Sharing/Access information
Links to other publicly accessible locations of the data:
Data was derived from the following sources:
- Templin, W.D., Seeb, J.E., Jasper, J.R., Barclay, A.W. and Seeb, L.W. 2011. Genetic differentiation of Alaska Chinook salmon: the missing link for migratory studies. Molecular Ecology Resources, 11: 226-246. https://doi.org/10.1111/j.1755-0998.2010.02968.x
- Clemento, A. J., E. D. Crandall, and J. C. Garza. 2014. Evaluation of a single nucleotide polymorphism baseline for genetic stock identification of Chinook Salmon (Oncorhynchus tshawytscha) in the California Current large marine ecosystem. Fishery Bulletin 112(2-3):112-130.

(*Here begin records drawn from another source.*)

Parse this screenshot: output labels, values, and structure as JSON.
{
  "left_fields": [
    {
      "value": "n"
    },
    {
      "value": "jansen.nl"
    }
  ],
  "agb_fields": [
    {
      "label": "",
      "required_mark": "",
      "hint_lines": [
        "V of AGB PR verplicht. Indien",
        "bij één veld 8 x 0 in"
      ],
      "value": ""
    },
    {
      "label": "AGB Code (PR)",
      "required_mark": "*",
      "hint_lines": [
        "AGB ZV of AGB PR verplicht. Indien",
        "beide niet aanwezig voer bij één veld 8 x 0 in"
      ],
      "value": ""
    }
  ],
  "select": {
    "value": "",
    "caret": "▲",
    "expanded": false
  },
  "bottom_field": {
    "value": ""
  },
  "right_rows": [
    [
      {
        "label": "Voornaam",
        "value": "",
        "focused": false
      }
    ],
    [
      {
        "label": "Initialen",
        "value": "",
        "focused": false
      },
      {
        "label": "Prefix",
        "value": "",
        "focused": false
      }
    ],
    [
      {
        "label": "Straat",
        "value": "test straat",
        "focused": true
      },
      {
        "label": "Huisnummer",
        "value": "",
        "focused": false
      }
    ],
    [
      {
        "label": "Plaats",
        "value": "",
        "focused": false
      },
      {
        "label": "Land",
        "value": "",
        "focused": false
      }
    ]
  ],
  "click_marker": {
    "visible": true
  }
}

- Larson, W. A., J. E. Seeb, C. E. Pascal, W. D. Templin, and L. W. Seeb. 2014. Single-nucleotide polymorphisms (SNPs) identified through genotyping-by-sequencing improve genetic stock identification of Chinook salmon (Oncorhynchus tshawytscha) from western Alaska. Canadian Journal of Fisheries and Aquatic Sciences 71(5):698-708.
- Hess, J. E., N. R. Campbell, A. P. Matala, D. J. Hasselman, and S. R. Narum. 2016. Genetic Assesment of Columbia River Stocks, 4/1/2014 - 3/31/2015, Annual Report, 2008-907-00. Bonneville Power Administration. https://critfc.org/wp-content/uploads/2021/08/16-03.pdf
- Barclay, A. W., D. F. Evenson, and C. Habicht. 2019. New Genetic Baseline for Upper Cook Inlet Chinook Salmon Allows for the Identification of More Stocks in Mixed Stock Fisheries: 413 Loci and 67 Populations. Alaska Department of Fish and Game, Fishery Manuscript Series No. 19-06. https://www.adfg.alaska.gov/FedAidPDFs/FMS19-06.pdf
- McKinney, G. J., C. E. Pascal, W. D. Templin, S. E. Gilk-Baumer, T. H. Dann, L. W. Seeb, and J. E. Seeb. 2020. Dense SNP panels resolve closely related Chinook salmon populations. Canadian Journal of Fisheries and Aquatic Sciences 77(3):451-461.
- Beacham, T. D., C. Wallace, K. Jonsen, B. G. Sutherland, C. Gummer, and E. B. Rondeau. 2021. Estimation of conservation unit and population contribution to Chinook salmon mixed-stock fisheries in British Columbia, Canada, using direct DNA sequencing for single nucleotide polymorphisms. Canadian Journal of Fisheries and Aquatic Sciences 78(10):1422-1434.
Methods
We assembled SNP data that was provided by the genetics laboratories of several different agencies. The data has been tested for its ability to perform genetic stock identification estimates.